You are viewing a plain text version of this content. The canonical link for it is here.

Posted to dev@spark.apache.org by Gary Malouf <ma...@gmail.com> on 2014/11/06 23:10:21 UTC

Wrong temp directory when compressing before sending text file to S3

We have some data that we are exporting from our HDFS cluster to S3 with
some help from Spark.  The final RDD command we run is:

csvData.saveAsTextFile("s3n://data/mess/2014/11/dump-oct-30-to-nov-5-gzip",
classOf[GzipCodec])


We have our 'spark.local.dir' set to our large ephemeral partition on
each slave (on EC2), but with compression on an intermediate format
seems to be written to /tmp/hadoop-root/s3.  Is this a bug in Spark or
are we missing a configuration property?


It's a problem for us because the root disks on EC2 xls are small (~ 5GB).

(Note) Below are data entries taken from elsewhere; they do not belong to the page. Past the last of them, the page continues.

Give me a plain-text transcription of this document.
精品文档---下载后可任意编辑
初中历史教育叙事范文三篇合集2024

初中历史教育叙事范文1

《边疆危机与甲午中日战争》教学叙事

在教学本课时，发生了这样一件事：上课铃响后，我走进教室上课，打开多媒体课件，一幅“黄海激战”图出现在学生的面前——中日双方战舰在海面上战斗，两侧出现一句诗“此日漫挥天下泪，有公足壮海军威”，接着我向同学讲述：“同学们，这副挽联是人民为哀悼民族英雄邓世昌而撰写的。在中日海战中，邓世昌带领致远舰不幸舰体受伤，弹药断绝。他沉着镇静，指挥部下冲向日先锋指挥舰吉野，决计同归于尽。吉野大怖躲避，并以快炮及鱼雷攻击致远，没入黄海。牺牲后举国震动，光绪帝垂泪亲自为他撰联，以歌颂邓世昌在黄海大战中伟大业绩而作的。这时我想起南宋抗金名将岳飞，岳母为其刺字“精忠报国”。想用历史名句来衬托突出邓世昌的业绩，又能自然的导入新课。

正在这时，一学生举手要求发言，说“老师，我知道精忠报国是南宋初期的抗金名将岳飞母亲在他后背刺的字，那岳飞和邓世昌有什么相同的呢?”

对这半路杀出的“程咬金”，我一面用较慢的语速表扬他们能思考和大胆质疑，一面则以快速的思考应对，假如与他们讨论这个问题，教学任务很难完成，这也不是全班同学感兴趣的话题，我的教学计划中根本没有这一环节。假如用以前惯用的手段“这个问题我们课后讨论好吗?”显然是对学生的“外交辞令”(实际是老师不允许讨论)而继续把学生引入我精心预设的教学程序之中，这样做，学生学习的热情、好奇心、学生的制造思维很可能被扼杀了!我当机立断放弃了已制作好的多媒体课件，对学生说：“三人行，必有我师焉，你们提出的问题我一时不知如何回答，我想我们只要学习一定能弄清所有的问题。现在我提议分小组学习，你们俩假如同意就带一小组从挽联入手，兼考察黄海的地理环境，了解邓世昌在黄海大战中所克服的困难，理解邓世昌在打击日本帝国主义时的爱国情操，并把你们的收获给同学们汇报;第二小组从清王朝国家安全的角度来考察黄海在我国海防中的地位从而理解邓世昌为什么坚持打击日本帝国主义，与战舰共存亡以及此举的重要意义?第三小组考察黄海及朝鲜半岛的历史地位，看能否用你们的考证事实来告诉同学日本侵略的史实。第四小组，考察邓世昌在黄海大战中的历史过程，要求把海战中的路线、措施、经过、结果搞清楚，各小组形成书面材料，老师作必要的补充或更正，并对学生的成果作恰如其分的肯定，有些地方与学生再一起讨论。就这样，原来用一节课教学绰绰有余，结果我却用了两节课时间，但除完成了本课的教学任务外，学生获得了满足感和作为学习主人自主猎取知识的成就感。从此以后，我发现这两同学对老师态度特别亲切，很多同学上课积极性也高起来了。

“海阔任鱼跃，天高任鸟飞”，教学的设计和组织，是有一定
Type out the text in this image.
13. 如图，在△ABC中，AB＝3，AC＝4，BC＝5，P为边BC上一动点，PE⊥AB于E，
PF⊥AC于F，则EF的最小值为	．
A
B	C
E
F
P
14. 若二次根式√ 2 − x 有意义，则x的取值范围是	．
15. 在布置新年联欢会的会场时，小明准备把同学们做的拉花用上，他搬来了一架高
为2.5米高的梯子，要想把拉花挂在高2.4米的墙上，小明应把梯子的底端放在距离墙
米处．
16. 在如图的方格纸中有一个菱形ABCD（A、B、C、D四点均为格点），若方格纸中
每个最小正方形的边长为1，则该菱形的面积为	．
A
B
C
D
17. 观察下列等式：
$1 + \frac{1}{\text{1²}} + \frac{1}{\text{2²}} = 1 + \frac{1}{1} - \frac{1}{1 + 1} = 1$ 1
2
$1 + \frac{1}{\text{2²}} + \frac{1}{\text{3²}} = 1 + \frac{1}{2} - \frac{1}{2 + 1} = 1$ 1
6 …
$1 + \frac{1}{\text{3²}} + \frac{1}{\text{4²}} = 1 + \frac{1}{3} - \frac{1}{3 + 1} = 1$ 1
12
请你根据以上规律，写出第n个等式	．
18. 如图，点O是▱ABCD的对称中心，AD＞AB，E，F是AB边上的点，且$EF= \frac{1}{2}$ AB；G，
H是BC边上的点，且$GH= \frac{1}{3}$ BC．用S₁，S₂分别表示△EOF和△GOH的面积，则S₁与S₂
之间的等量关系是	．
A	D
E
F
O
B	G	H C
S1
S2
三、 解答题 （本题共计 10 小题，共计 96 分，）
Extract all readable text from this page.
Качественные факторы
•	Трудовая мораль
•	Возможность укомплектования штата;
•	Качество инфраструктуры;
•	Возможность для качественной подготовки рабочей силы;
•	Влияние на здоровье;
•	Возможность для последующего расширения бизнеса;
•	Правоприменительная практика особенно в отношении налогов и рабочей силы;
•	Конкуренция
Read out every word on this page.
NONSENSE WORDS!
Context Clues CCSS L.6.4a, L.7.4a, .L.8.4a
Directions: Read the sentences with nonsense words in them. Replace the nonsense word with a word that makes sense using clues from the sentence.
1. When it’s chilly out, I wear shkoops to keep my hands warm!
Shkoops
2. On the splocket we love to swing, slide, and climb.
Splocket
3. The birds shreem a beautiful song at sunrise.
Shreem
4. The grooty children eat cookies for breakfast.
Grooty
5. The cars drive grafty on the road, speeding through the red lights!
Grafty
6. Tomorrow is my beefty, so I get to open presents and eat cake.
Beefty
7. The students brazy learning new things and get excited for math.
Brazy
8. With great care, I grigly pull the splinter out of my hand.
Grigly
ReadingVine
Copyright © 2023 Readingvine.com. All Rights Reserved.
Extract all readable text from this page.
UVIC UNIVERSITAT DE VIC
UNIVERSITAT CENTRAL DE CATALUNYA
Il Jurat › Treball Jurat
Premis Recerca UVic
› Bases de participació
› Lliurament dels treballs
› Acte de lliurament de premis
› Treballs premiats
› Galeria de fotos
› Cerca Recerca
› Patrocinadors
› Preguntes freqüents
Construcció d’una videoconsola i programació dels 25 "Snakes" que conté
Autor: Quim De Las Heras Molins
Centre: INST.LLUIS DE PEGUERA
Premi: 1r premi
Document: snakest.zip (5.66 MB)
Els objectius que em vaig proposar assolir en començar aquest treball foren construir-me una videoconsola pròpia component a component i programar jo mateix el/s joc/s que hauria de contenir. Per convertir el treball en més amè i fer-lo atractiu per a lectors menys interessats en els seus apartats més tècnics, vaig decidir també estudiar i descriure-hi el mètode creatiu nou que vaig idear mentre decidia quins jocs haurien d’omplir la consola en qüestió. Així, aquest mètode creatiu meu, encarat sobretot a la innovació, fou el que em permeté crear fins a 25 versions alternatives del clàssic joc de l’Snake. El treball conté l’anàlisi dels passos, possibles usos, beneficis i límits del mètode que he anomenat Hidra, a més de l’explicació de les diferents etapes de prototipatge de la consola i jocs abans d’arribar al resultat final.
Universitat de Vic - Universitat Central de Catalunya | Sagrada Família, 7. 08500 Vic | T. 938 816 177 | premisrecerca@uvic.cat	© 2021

Re: Wrong temp directory when compressing before sending text file to S3

Posted by Josh Rosen <ro...@gmail.com>.

Hi Gary,

Could you create a Spark JIRA ticket for this so that it doesn't fall
through the cracks?  Thanks!

On Thu, Nov 6, 2014 at 2:10 PM, Gary Malouf <ma...@gmail.com> wrote:

> We have some data that we are exporting from our HDFS cluster to S3 with
> some help from Spark.  The final RDD command we run is:
>
> csvData.saveAsTextFile("s3n://data/mess/2014/11/dump-oct-30-to-nov-5-gzip",
> classOf[GzipCodec])
>
>
> We have our 'spark.local.dir' set to our large ephemeral partition on
> each slave (on EC2), but with compression on an intermediate format
> seems to be written to /tmp/hadoop-root/s3.  Is this a bug in Spark or
> are we missing a configuration property?
>
>
> It's a problem for us because the root disks on EC2 xls are small (~ 5GB).
>